Highlights: The Davies sisters bought what they liked, and their collection is dominated by landscapes and pictures of mothers and children. The 50 pieces on view are organized by artistic movement, beginning with J.M.W. Turner’s popular Romantic landscapes and Camille Corot and Honoré Daumier’s Realist pastoral scenes.

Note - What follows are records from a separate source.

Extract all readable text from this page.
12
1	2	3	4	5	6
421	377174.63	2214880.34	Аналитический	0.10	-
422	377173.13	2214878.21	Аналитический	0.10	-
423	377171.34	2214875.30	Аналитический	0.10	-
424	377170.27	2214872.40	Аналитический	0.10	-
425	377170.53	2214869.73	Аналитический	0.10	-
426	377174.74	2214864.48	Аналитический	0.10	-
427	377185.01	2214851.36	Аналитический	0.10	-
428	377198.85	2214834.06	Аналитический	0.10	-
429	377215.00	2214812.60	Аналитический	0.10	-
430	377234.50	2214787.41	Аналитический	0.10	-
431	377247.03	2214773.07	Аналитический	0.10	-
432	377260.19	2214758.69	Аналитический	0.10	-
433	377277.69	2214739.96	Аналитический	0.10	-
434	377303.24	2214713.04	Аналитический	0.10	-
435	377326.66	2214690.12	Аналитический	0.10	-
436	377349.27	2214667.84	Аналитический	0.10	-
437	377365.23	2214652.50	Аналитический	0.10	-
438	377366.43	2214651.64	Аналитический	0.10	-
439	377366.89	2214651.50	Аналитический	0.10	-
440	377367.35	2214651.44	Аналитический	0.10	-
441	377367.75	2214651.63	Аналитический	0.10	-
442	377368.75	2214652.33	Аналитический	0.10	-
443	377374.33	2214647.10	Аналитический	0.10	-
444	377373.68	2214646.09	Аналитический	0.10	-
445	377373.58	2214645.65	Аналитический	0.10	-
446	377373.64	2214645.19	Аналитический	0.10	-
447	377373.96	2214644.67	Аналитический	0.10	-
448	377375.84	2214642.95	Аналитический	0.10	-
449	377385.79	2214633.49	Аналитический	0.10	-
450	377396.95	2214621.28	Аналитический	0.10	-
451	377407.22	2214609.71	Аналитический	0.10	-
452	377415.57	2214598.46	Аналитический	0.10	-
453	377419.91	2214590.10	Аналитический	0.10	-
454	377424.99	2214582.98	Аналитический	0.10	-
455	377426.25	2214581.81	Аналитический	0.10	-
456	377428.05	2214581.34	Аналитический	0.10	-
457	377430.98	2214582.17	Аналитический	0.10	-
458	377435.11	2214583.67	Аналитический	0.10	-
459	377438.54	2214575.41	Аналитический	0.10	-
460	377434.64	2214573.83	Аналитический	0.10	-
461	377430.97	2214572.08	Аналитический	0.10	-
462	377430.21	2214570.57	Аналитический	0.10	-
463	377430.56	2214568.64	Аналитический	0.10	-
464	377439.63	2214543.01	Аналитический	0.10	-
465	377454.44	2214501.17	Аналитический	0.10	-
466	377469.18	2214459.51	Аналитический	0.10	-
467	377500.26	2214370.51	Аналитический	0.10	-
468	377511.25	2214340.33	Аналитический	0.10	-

The exhibit then flows into the innovative color and forms of Impressionism, Post-Impressionism, and Symbolism. The Impressionism room features Pierre-Auguste Renoir’s stunning “La Parisienne” as well as works by Edouard Manet and Claude Monet. The Post-Impressionism room includes Paul Cézanne—the sisters collected his works, such as “The François Zola Dam,” at a time when Cézanne was largely ignored—and one of Vincent van Gogh’s last pieces, the fascinating “Rain—Auvers.”

The collection is complemented across the hall by “A Love of Europe: Highlights From the William A. Clark Collection,” an exhibit of 19th-century European art from the Corcoran’s permanent collection. Clark, a self-made businessman and US senator, was collecting at the same time as the Davieses and donated more than 800 works to the museum.